January 27, 2016
After more than two years of anticipation, students and faculty at La Salle University's School of Business finally inaugurated their new home Tuesday during a ribbon-cutting ceremony for the state-of-the-art, $35 million facility in North Philadelphia.
Billed as one of the most significant projects in La Salle's history, the 87,000-square-foot building is positioned to be among the most technologically advanced in the United States, featuring a completely wireless infrastructure, several computer classrooms and a sales laboratory to simulate real-world environments.
“This building is a testament to our faith and commitment to the future of our students’ successes, both in their careers and in contributing to the common good, and to justice," La Salle President Colleen Hanycz said. "It supports the Lasallian tradition of learning that is rigorous, experiential, ethical and inclusive.”
The new business building, located at the corner of Wister Street and Chew Avenue, was conceived as collaborative space with customizable classrooms and conferencing capabilities that can connect students to professional networks around the world.
“It’s exciting to see the all the technology and other amenities – the open spaces, simulation labs, and breakout rooms – that will foster an environment of collaborative learning, academic innovation, globalization, and teamwork required to succeed in today’s business world, as well as make significant positive impact in our communities,” said Stephen T. Zarrilli, Chair of the La Salle University’s Board of Trustees.
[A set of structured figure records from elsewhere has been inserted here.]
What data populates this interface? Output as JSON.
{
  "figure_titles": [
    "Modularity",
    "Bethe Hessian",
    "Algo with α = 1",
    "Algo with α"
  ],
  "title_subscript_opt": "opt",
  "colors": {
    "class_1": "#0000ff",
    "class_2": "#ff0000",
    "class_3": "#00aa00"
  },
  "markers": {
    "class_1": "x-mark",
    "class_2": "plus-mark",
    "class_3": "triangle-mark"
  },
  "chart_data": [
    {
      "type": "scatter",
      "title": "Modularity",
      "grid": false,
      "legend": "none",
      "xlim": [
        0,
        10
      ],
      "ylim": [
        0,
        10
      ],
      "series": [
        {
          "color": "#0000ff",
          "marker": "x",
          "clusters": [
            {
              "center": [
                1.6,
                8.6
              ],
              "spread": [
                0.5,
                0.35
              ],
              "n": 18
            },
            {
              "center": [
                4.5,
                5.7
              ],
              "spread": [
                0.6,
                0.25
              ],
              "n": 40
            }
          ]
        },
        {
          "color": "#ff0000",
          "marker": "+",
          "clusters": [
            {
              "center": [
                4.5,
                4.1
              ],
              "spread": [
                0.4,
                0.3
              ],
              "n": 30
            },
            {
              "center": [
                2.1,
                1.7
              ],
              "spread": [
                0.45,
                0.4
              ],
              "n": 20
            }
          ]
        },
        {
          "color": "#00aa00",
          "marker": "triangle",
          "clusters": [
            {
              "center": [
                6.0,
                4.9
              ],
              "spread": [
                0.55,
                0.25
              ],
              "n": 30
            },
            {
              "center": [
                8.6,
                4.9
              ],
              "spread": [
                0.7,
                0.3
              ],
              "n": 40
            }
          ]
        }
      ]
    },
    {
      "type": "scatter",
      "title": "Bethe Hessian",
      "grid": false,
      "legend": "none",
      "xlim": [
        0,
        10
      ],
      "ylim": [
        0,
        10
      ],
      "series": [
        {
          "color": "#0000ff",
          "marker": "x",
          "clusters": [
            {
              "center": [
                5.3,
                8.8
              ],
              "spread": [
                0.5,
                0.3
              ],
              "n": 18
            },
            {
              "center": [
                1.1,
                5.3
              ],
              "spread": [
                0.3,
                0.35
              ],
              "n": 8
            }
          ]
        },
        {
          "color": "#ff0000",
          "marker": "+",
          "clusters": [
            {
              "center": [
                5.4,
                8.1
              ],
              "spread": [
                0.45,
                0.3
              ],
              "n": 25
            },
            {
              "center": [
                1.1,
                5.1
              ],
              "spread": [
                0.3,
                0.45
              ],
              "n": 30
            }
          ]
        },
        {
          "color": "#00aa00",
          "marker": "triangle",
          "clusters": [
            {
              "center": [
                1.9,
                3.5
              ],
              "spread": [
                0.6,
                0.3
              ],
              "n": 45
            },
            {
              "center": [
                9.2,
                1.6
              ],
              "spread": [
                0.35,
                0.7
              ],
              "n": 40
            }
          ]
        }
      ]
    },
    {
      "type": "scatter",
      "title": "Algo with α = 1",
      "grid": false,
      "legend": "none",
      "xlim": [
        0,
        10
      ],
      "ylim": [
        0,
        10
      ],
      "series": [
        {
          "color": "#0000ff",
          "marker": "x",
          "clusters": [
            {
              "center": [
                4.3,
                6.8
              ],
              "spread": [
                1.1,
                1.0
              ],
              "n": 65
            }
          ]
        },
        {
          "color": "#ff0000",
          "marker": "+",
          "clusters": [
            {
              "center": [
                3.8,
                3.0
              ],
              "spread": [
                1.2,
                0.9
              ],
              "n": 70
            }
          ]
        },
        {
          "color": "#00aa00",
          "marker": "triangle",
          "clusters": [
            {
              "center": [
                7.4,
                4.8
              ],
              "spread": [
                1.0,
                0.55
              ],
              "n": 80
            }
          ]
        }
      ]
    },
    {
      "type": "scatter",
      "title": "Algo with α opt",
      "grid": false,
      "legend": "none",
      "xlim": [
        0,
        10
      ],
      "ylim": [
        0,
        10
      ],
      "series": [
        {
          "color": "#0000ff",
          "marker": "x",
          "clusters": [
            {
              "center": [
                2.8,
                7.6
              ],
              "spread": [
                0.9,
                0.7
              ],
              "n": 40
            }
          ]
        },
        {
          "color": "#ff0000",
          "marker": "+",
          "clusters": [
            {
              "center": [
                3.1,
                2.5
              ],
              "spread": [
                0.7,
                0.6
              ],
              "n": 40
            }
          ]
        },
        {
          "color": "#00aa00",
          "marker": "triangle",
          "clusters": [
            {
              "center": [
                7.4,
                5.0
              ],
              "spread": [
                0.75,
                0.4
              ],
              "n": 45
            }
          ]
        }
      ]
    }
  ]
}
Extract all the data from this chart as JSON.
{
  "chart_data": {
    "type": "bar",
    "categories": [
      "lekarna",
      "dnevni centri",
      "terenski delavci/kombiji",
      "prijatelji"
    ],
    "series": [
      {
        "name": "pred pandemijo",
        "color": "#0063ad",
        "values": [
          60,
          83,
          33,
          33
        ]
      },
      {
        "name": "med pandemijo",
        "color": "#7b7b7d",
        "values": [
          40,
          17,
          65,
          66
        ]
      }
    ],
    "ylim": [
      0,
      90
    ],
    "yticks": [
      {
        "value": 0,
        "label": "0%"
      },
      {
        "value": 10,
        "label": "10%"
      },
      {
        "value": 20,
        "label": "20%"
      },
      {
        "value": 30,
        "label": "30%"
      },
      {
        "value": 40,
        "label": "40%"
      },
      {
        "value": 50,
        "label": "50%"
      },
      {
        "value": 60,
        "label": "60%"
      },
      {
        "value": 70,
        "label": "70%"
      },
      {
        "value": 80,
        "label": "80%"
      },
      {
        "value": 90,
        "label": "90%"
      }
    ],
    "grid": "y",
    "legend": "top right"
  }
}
Highlighted features of the new facility include a 400-seat auditorium, a large atrium space, a corporate-style boardroom, and classrooms interspersed with faculty office to increase student access to educators and mentors.
Funding for the building came from a $20 million university investment and $13.2 million in philanthropic support. La Salle plans to hold a formal grand opening and dedication to recognize donors late this Spring or during the Fall 2016 semester.